The test kit makers claim the test offers a 90 percent accuracy rate in determining the gender of the baby. Sold in the United States since 2006, the test takes 10 minutes and supposedly identifies a "confidential element" found in the hormones of a pregnant woman when she is carrying a girl.
Mothers carrying a boy baby would not have the element present, and the test would reveal the results in a similar manner to a pregnancy test by using urine. It reportedly reveals the sex of the baby as early as seven to nine weeks into pregnancy.
Ted Weaver, the president of the Australian and New Zealand College of Obstetricians and Gynaecologists, told the Sunday Telegraph he doesn't think such a test can discern whether a mother will have a boy or girl.
"We're all about women having choices, but we want the choices to be valid," Weaver said. "The concern we would have is that people would then terminate pregnancies on the grounds of sex selection."
Jim
Wallace, the head of the Australian Christian Lobby, told the newspaper
the product should be banned because it would prompt gender-selection
abortions.
"That we would allow a product that would allow eugenics to be
practiced and started in the home is just unbelievable," he said.

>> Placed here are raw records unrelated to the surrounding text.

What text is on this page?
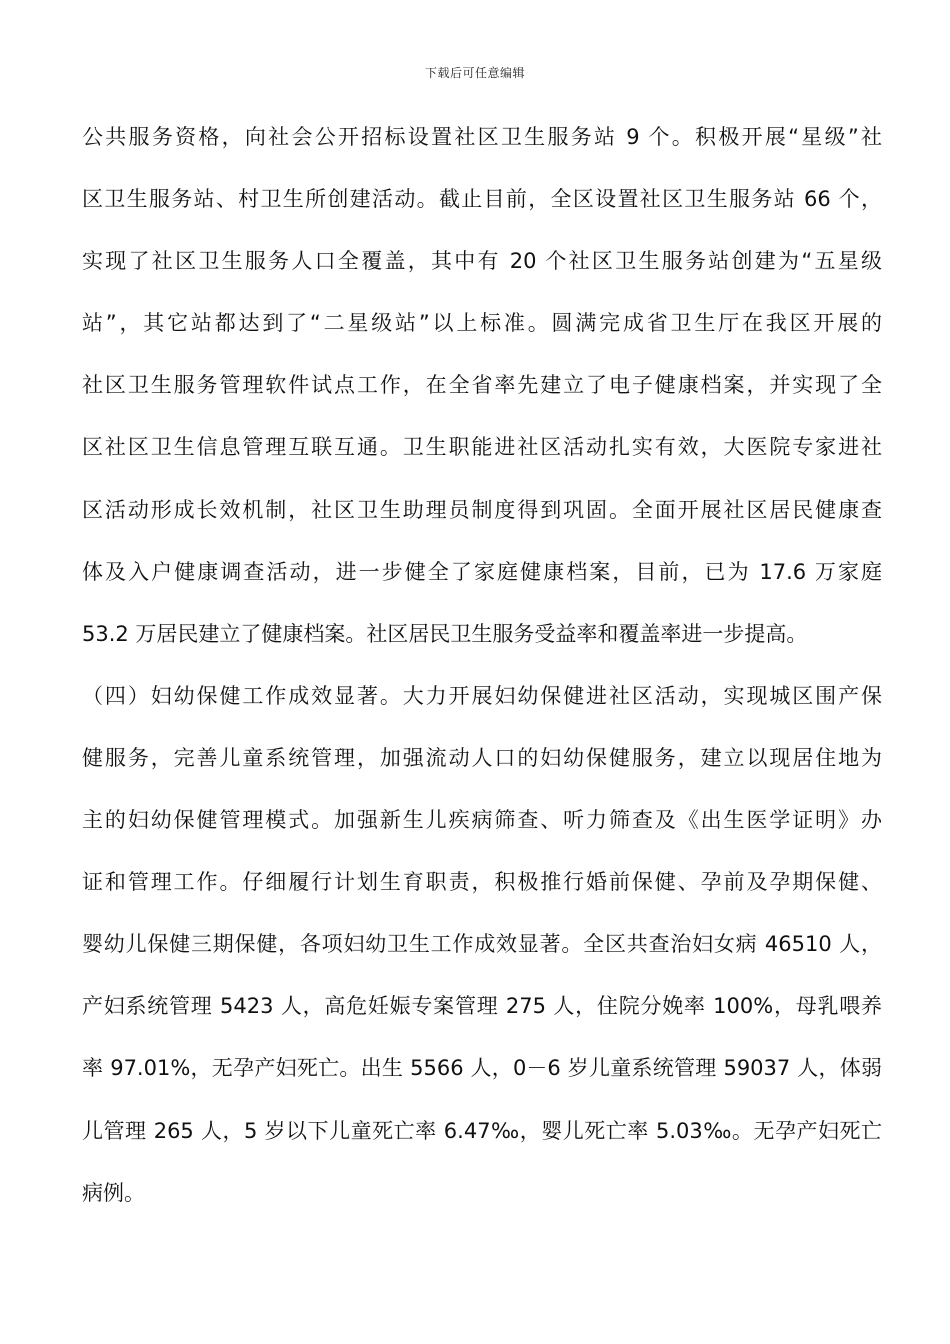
下载后可任意编辑
公共服务资格，向社会公开招标设置社区卫生服务站 9 个。积极开展“星级”社
区卫生服务站、村卫生所创建活动。截止目前，全区设置社区卫生服务站 66 个，
实现了社区卫生服务人口全覆盖，其中有 20 个社区卫生服务站创建为“五星级
站”，其它站都达到了“二星级站”以上标准。圆满完成省卫生厅在我区开展的
社区卫生服务管理软件试点工作，在全省率先建立了电子健康档案，并实现了全
区社区卫生信息管理互联互通。卫生职能进社区活动扎实有效，大医院专家进社
区活动形成长效机制，社区卫生助理员制度得到巩固。全面开展社区居民健康查
体及入户健康调查活动，进一步健全了家庭健康档案，目前，已为 17.6 万家庭
53.2 万居民建立了健康档案。社区居民卫生服务受益率和覆盖率进一步提高。
（四）妇幼保健工作成效显著。大力开展妇幼保健进社区活动，实现城区围产保
健服务，完善儿童系统管理，加强流动人口的妇幼保健服务，建立以现居住地为
主的妇幼保健管理模式。加强新生儿疾病筛查、听力筛查及《出生医学证明》办
证和管理工作。仔细履行计划生育职责，积极推行婚前保健、孕前及孕期保健、
婴幼儿保健三期保健，各项妇幼卫生工作成效显著。全区共查治妇女病 46510 人，
产妇系统管理 5423 人，高危妊娠专案管理 275 人，住院分娩率 100%，母乳喂养
率 97.01%，无孕产妇死亡。出生 5566 人，0－6 岁儿童系统管理 59037 人，体弱
儿管理 265 人，5 岁以下儿童死亡率 6.47‰，婴儿死亡率 5.03‰。无孕产妇死亡
病例。
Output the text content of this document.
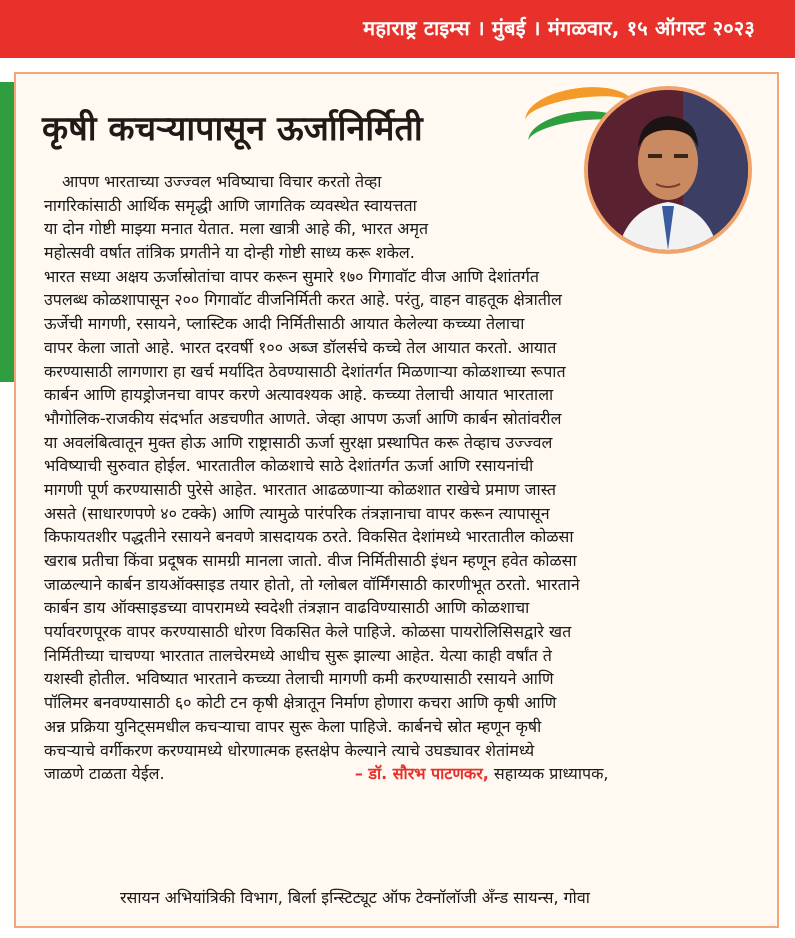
महाराष्ट्र टाइम्स । मुंबई । मंगळवार, १५ ऑगस्ट २०२३
कृषी कचऱ्यापासून ऊर्जानिर्मिती
आपण भारताच्या उज्ज्वल भविष्याचा विचार करतो तेव्हा
नागरिकांसाठी आर्थिक समृद्धी आणि जागतिक व्यवस्थेत स्वायत्तता
या दोन गोष्टी माझ्या मनात येतात. मला खात्री आहे की, भारत अमृत
महोत्सवी वर्षात तांत्रिक प्रगतीने या दोन्ही गोष्टी साध्य करू शकेल.
भारत सध्या अक्षय ऊर्जास्रोतांचा वापर करून सुमारे १७० गिगावॉट वीज आणि देशांतर्गत
उपलब्ध कोळशापासून २०० गिगावॉट वीजनिर्मिती करत आहे. परंतु, वाहन वाहतूक क्षेत्रातील
ऊर्जेची मागणी, रसायने, प्लास्टिक आदी निर्मितीसाठी आयात केलेल्या कच्च्या तेलाचा
वापर केला जातो आहे. भारत दरवर्षी १०० अब्ज डॉलर्सचे कच्चे तेल आयात करतो. आयात
करण्यासाठी लागणारा हा खर्च मर्यादित ठेवण्यासाठी देशांतर्गत मिळणाऱ्या कोळशाच्या रूपात
कार्बन आणि हायड्रोजनचा वापर करणे अत्यावश्यक आहे. कच्च्या तेलाची आयात भारताला
भौगोलिक-राजकीय संदर्भात अडचणीत आणते. जेव्हा आपण ऊर्जा आणि कार्बन स्रोतांवरील
या अवलंबित्वातून मुक्त होऊ आणि राष्ट्रासाठी ऊर्जा सुरक्षा प्रस्थापित करू तेव्हाच उज्ज्वल
भविष्याची सुरुवात होईल. भारतातील कोळशाचे साठे देशांतर्गत ऊर्जा आणि रसायनांची
मागणी पूर्ण करण्यासाठी पुरेसे आहेत. भारतात आढळणाऱ्या कोळशात राखेचे प्रमाण जास्त
असते (साधारणपणे ४० टक्के) आणि त्यामुळे पारंपरिक तंत्रज्ञानाचा वापर करून त्यापासून
किफायतशीर पद्धतीने रसायने बनवणे त्रासदायक ठरते. विकसित देशांमध्ये भारतातील कोळसा
खराब प्रतीचा किंवा प्रदूषक सामग्री मानला जातो. वीज निर्मितीसाठी इंधन म्हणून हवेत कोळसा
जाळल्याने कार्बन डायऑक्साइड तयार होतो, तो ग्लोबल वॉर्मिंगसाठी कारणीभूत ठरतो. भारताने
कार्बन डाय ऑक्साइडच्या वापरामध्ये स्वदेशी तंत्रज्ञान वाढविण्यासाठी आणि कोळशाचा
पर्यावरणपूरक वापर करण्यासाठी धोरण विकसित केले पाहिजे. कोळसा पायरोलिसिसद्वारे खत
निर्मितीच्या चाचण्या भारतात तालचेरमध्ये आधीच सुरू झाल्या आहेत. येत्या काही वर्षांत ते
यशस्वी होतील. भविष्यात भारताने कच्च्या तेलाची मागणी कमी करण्यासाठी रसायने आणि
पॉलिमर बनवण्यासाठी ६० कोटी टन कृषी क्षेत्रातून निर्माण होणारा कचरा आणि कृषी आणि
अन्न प्रक्रिया युनिट्समधील कचऱ्याचा वापर सुरू केला पाहिजे. कार्बनचे स्रोत म्हणून कृषी
कचऱ्याचे वर्गीकरण करण्यामध्ये धोरणात्मक हस्तक्षेप केल्याने त्याचे उघड्यावर शेतांमध्ये
जाळणे टाळता येईल.	– डॉ. सौरभ पाटणकर, सहाय्यक प्राध्यापक,
रसायन अभियांत्रिकी विभाग, बिर्ला इन्स्टिट्यूट ऑफ टेक्नॉलॉजी अँन्ड सायन्स, गोवा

Tasmania's Human Life Protection Society spokesman Noel Roberts, also fears the test kit will be misused.
"A pregnant woman could use the result of an IntelliGender test . . . to seek an abortion," he told the Mercury newspaper. "To destroy a human individual solely because it is not of the desired sex is particularly offensive."
"Unfortunately, the high abortion rate in Australia indicates that some people may use the test to achieve an infant of the desired sex rather than accepting the child that is conceived," he added.
The
test kit costs $95 and national distributor Early Image is marketing
the product to Australian pharmacies.